Kolya stepped to one side of the door frame, motioned for me to do the same, and prodded open the door with the toe of his boot. We waited for a shouted curse or a shotgun blast, but neither came. When it seemed safe, we peeked into the coop. It was dark inside, lit by a single wick lamp hanging from a hook on the wall. The floor was covered with old straw that stank of bird shit. One wall was lined with empty nesting boxes, each big enough for a single chicken. A boy sat at the far end of the coop, his back against the wall, his knees drawn to his chest. He wore a woman’s rabbit fur coat. He looked ridiculous but warm.

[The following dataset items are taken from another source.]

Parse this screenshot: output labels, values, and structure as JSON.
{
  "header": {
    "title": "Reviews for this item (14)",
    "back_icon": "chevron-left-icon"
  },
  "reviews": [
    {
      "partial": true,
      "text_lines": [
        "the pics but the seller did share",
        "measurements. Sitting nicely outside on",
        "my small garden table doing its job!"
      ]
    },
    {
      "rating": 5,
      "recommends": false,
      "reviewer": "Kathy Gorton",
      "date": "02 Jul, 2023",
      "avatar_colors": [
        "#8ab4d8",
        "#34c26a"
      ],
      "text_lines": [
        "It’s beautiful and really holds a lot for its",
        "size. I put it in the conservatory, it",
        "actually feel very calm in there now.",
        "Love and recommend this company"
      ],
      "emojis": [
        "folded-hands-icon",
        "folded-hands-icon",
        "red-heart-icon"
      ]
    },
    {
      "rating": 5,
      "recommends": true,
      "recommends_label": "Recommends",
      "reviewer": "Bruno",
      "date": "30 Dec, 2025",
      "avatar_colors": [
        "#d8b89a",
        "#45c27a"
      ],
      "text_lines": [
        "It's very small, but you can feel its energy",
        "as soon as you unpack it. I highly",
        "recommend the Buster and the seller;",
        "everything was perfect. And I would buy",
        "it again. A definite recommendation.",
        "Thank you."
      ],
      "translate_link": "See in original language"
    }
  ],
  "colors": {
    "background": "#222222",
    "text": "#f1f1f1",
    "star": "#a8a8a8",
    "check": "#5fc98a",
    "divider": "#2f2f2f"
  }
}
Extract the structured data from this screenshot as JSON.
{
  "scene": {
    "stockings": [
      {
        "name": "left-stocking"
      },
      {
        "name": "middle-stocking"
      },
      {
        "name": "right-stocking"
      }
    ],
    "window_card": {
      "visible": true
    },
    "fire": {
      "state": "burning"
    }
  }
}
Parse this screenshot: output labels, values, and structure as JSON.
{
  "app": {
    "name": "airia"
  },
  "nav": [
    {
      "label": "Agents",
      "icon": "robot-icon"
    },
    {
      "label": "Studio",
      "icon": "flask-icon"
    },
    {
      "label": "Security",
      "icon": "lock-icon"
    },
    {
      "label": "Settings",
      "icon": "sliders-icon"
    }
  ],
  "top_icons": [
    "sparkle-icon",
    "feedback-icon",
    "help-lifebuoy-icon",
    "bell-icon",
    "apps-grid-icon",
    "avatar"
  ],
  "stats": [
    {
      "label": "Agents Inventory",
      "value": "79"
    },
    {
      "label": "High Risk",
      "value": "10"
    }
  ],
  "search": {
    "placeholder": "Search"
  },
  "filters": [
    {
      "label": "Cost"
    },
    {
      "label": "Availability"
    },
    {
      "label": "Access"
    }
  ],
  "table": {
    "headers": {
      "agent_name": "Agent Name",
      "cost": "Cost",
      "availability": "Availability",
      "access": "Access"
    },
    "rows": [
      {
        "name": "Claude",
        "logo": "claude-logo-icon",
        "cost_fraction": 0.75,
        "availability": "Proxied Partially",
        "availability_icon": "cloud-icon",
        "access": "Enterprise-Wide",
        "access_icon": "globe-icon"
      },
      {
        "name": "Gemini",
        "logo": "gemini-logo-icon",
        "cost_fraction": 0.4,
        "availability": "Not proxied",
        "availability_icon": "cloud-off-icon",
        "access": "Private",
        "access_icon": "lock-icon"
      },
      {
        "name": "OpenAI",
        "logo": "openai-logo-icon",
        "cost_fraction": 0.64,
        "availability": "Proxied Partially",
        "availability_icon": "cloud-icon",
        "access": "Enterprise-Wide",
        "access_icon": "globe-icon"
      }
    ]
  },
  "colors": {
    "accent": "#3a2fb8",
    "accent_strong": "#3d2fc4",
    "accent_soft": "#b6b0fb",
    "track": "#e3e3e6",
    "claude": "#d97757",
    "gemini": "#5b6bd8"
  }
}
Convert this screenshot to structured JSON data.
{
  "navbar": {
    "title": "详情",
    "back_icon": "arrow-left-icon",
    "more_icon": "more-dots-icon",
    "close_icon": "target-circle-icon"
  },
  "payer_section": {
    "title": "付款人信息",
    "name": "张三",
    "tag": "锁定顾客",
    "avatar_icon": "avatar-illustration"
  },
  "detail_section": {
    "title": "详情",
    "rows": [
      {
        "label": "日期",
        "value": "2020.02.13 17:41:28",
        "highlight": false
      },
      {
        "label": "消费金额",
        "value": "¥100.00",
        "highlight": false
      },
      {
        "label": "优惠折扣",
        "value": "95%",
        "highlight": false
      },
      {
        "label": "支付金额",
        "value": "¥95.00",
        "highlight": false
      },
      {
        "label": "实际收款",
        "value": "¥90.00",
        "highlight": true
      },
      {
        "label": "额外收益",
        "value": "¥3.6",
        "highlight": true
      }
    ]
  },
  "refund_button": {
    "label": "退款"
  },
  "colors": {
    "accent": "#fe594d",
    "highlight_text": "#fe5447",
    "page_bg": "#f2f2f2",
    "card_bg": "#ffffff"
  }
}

A dead man sat in the straw beneath the nesting boxes, back against the wall, limbs stiff and splayed like an abandoned marionette. He had a long white beard, the beard of a nineteenth-century anarchist, and skin like melted candle wax. An antique shotgun still lay across his lap. From the looks of him he’d been dead for days.
Kolya and I stared at this grim tableau. We had entered into someone else’s private misery and we felt the guilt of interlopers. I did, at least. Shame didn’t afflict Kolya the way it did me. He walked inside the coop, knelt beside the boy, and gripped his knee.
“Are you all right, little soldier? You need some water?”
The boy didn’t look at him. His blue eyes seemed enormous in his starved face. I broke off a square of the library candy, stepped into the coop, and held out my hand. The boy’s eyes shifted slowly in my direction. He seemed to register my presence and the food in my hand before he looked away again. He was very far gone.
“Is this your grandfather?” asked Kolya. “We should bring him out to the street. Not good for you to be sitting here alone with him.”